Jakby stając w kontrapunkcie do wszystkich zarzutów skierowanych ku korporacji ze strony byłych pracowników, Kaspersky zarzeka się, jakoby on też padł ofiarą „nieznanego źródła”, które umieściło spreparowane pliki w serwisie VirusTotal:
W 2012 r. Kaspersky Lab znalazł się w gronie firm dotkniętych umieszczeniem spreparowanych plików przez nieznane źródło w serwisie VirusTotal. Incydent ten wywołał szereg fałszywych alarmów.
W celu rozwiązania problemu na konferencji Virus Bulletin w Berlinie w październiku 2013 r. odbyło się prywatne spotkanie między czołowymi producentami rozwiązań bezpieczeństwa IT. Strony wymieniły informacje o incydentach, zastanowiły się nad motywami kierującymi takimi działaniami i opracowały plan działania. W dalszym ciągu nie udało się ustalić, kto stał za wspomnianymi szkodliwymi działaniami.
Nie wiadomo, czy opisywane przez byłych pracowników praktyki te są nadal kontynuowane, czy ustały w 2013 roku po alarmie podniesionym przez AVT, Microsoft i Symanteca. CSO tego pierwszego, Todd Simpson odmówił komentarza portalowi Reuters, lecz w kwietniu tego roku inny przedstawiciel firmy, CTO, Yuval Ben-Itzhak przekazał portalowi, iż od czasu ataków w 2013 roku firma znacząco usprawniła swoje algorytmy i mechanizmy filtrowania, dzięki czemu tzw. „false-positive’y” są znacznie mniejszym problemem.

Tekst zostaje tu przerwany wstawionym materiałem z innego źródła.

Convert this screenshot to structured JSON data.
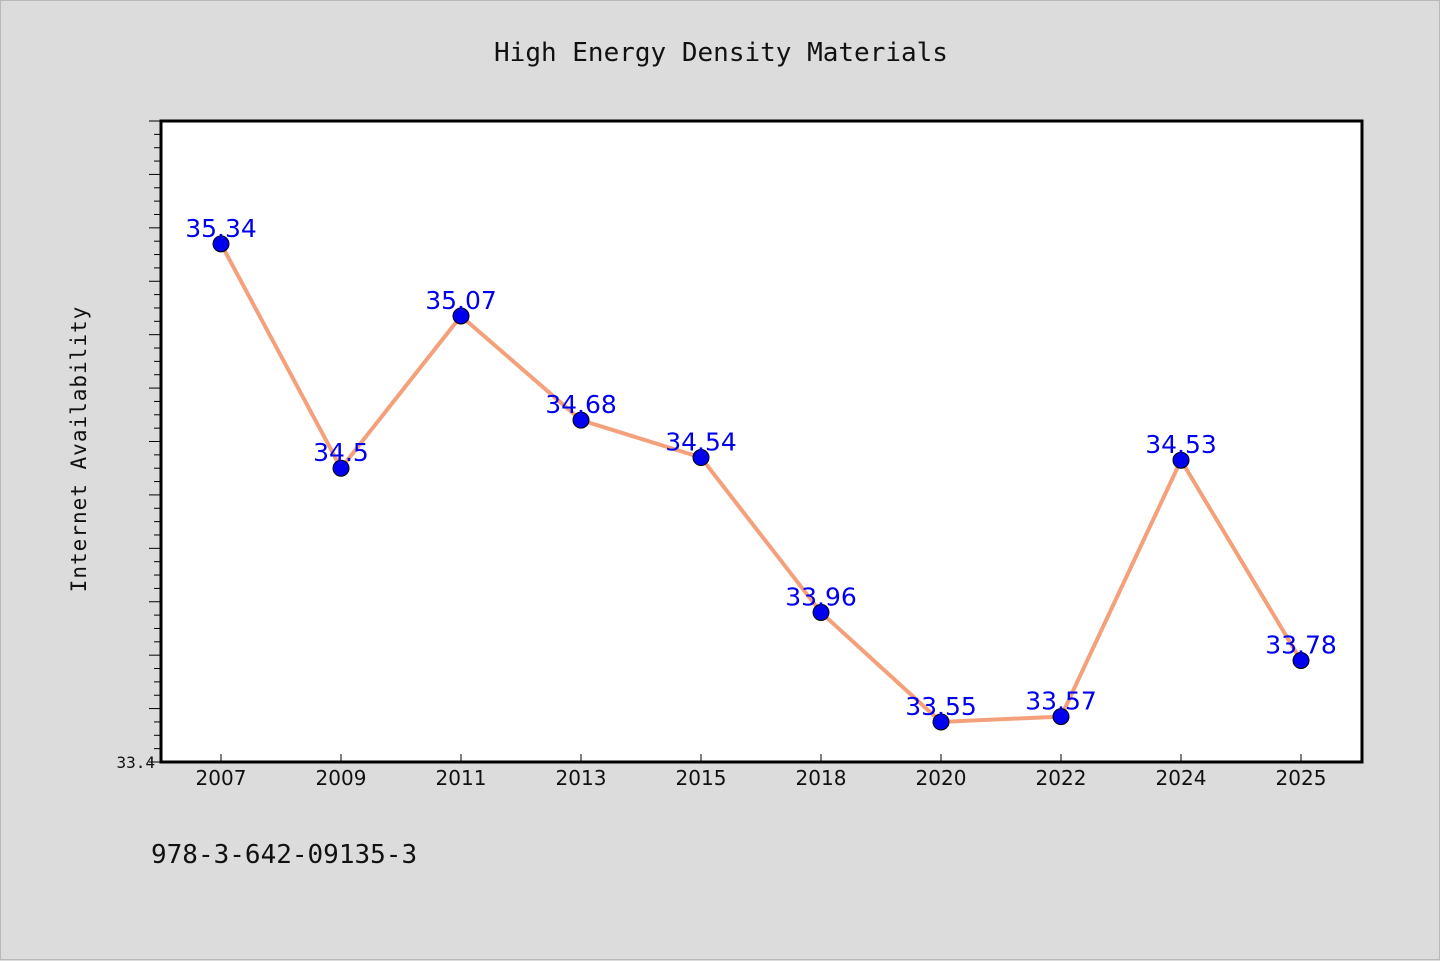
{
  "chart_data": {
    "type": "line",
    "title": "High Energy Density Materials",
    "xlabel": "",
    "ylabel": "Internet Availability",
    "categories": [
      "2007",
      "2009",
      "2011",
      "2013",
      "2015",
      "2018",
      "2020",
      "2022",
      "2024",
      "2025"
    ],
    "series": [
      {
        "values": [
          35.34,
          34.5,
          35.07,
          34.68,
          34.54,
          33.96,
          33.55,
          33.57,
          34.53,
          33.78
        ],
        "labels": [
          "35.34",
          "34.5",
          "35.07",
          "34.68",
          "34.54",
          "33.96",
          "33.55",
          "33.57",
          "34.53",
          "33.78"
        ]
      }
    ],
    "ylim": [
      33.4,
      35.8
    ],
    "yticks_labeled": [
      "33.4"
    ],
    "grid": false,
    "legend": "none",
    "line_color": "#f4a07a",
    "marker_color": "#0000ee",
    "label_color": "#0000ee",
    "plot_background": "#ffffff",
    "figure_background": "#dcdcdc"
  },
  "footer": {
    "isbn": "978-3-642-09135-3"
  }
}
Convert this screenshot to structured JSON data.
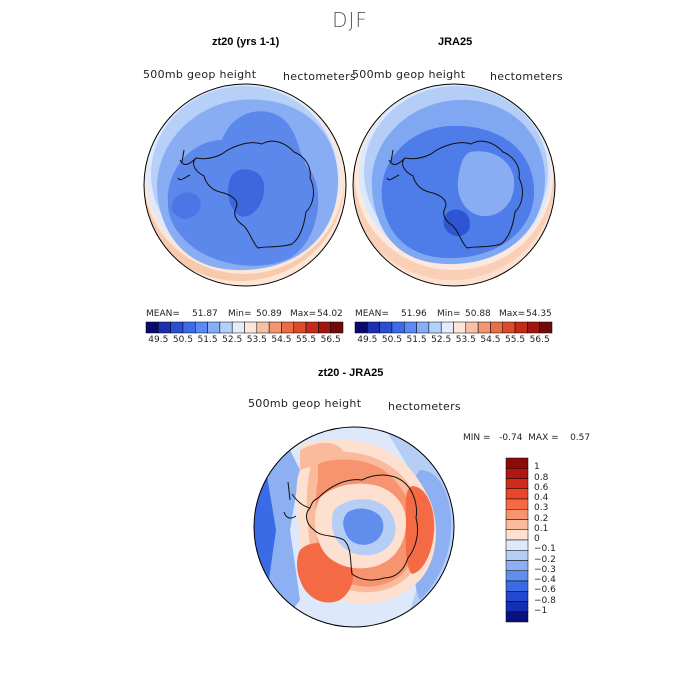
{
  "season": "DJF",
  "panels": [
    {
      "title": "zt20 (yrs 1-1)",
      "variable": "500mb geop height",
      "units": "hectometers",
      "mean_label": "MEAN=",
      "mean": "51.87",
      "min_label": "Min=",
      "min": "50.89",
      "max_label": "Max=",
      "max": "54.02"
    },
    {
      "title": "JRA25",
      "variable": "500mb geop height",
      "units": "hectometers",
      "mean_label": "MEAN=",
      "mean": "51.96",
      "min_label": "Min=",
      "min": "50.88",
      "max_label": "Max=",
      "max": "54.35"
    },
    {
      "title": "zt20 - JRA25",
      "variable": "500mb geop height",
      "units": "hectometers",
      "minmax_text": "MIN =   -0.74  MAX =    0.57"
    }
  ],
  "top_colorbar": {
    "ticks": [
      "49.5",
      "50.5",
      "51.5",
      "52.5",
      "53.5",
      "54.5",
      "55.5",
      "56.5"
    ],
    "colors": [
      "#0a0a6e",
      "#1b2fb0",
      "#2a4fd0",
      "#3d6ae8",
      "#5b8af2",
      "#86aef5",
      "#b4cff8",
      "#e2ecfb",
      "#fbe7da",
      "#f7c0a6",
      "#f29572",
      "#ea6c48",
      "#dc4a2a",
      "#c42a18",
      "#a01510",
      "#6e0a0a"
    ]
  },
  "diff_colorbar": {
    "ticks": [
      "1",
      "0.8",
      "0.6",
      "0.4",
      "0.3",
      "0.2",
      "0.1",
      "0",
      "−0.1",
      "−0.2",
      "−0.3",
      "−0.4",
      "−0.6",
      "−0.8",
      "−1"
    ],
    "colors": [
      "#8b0a0a",
      "#b01612",
      "#cf2a1a",
      "#e8452a",
      "#f46a45",
      "#f79470",
      "#fabb9c",
      "#fde0cf",
      "#dde8fa",
      "#b6cdf6",
      "#8cb0f2",
      "#618ded",
      "#3a6ae5",
      "#2548d3",
      "#1230b4",
      "#0a107e"
    ]
  },
  "colors": {
    "ocean_mid": "#7ea8f0",
    "interior": "#4a78e6",
    "ring_light": "#b6d0f8",
    "edge_warm": "#f7c9ad"
  }
}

Oczywiście może się też okazać, że oskarżenia byłych pracowników i portalu Reuters są kompletnie wyssane z palca. W obronie tego stanowiska ostro wystąpił wczoraj sam Eugene Kaspersky, publikując bardzo krytyczny wpis na swoim blogu.
Myślę, że możemy jednak być pewni, że sprawa będzie miała ciąg dalszy i zostaną podjęte stosowne kroki by do końca wyjaśnić, czy Kaspersky Lab w istocie dopuścił się tak karygodnych praktyk - bo czym innym jest działanie na szkodę konkurencji, szkodząc tylko konkurencji, a czym innym jest zadawanie ciosów uderzających rykoszetem w użytkownika.